Its innovative technology, its market leading positions, its long-term pedigree for performance and quality, its know-how and intellectual property all combine to make very high barriers to entry for any of its competitors.

Today the group sells its equipment, its consumables and its services to customers in over 90 countries across the world.

And what is more it is still looking to expand its offering by way of strategic acquisitions – such as the August announcement of it acquiring 3M’s ballistic protection business, once US regulatory permissions have been granted, which should be in early 2020.

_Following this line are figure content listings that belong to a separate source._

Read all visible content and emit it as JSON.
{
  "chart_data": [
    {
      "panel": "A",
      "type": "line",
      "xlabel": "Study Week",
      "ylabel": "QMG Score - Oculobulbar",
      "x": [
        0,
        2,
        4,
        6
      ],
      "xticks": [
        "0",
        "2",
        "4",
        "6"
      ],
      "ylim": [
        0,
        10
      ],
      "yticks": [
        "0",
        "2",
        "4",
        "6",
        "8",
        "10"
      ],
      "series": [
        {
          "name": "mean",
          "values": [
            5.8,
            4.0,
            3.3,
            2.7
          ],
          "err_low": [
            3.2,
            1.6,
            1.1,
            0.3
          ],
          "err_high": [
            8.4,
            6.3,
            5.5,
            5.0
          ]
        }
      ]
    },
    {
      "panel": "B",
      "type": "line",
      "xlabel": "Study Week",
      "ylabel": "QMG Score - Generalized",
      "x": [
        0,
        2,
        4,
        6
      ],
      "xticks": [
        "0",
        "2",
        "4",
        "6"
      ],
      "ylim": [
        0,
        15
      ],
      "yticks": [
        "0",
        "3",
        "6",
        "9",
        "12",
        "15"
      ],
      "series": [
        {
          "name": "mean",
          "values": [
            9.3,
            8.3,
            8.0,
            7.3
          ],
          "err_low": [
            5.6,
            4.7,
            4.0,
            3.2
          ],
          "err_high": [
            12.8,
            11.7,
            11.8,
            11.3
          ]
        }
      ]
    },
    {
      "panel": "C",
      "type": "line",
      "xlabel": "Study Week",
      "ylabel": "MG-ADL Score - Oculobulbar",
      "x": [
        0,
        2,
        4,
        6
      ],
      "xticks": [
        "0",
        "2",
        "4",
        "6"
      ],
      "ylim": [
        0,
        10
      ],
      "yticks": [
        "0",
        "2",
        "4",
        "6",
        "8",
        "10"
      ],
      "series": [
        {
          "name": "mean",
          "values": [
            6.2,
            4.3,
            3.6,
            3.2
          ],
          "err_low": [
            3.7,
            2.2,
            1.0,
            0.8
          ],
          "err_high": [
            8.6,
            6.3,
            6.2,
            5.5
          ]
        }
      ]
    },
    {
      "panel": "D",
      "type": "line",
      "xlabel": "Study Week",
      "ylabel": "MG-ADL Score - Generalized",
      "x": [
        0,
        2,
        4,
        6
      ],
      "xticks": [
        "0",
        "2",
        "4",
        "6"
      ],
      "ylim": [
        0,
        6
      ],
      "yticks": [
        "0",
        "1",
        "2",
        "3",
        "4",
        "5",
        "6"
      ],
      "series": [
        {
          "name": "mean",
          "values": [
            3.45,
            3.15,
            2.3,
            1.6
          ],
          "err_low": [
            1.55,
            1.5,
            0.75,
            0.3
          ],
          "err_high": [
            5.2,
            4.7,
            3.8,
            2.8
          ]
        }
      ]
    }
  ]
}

The group will be announcing its results for the year to end September on 13 November – and they should be a strong set of figures.

Brokers are estimating that group revenue will have improved from £165.5m to £178.6m, with pre-tax profits increasing from £27.2m to £30.5m.

For the coming year sales of £190m and profits of £34m are on the cards, worth 88.5p per share in earnings, upon which the company could pay a small dividend of 27p.

It is, however, highly cash generative as a business and is maintaining a strong balance sheet, so we can accept such dividend meanness.

With just over 31m shares in issue, the group is valued at around £530m.

Institutional shareholders include: BlackRock, Fidelity, Franklin, Cavendish, JP Morgan, Aberdeen Asset, M&G, Legal & General, Mackenzie Financial and Hargreaves Lansdown.

The shares are currently trading at around the £17 level, having peaked a month ago at £18.54, following the 3M ballistic news.

Considering the takeover activity in the defence and security sector, and also the US keenness on acquiring our better companies, the 19 times price earnings ratio does not put me off in rating the shares so highly.

I see them climbing back to their previous peak and then well above, with an attempt at £20, possibly before Christmas this year, and up to £22.50 before the end of next year.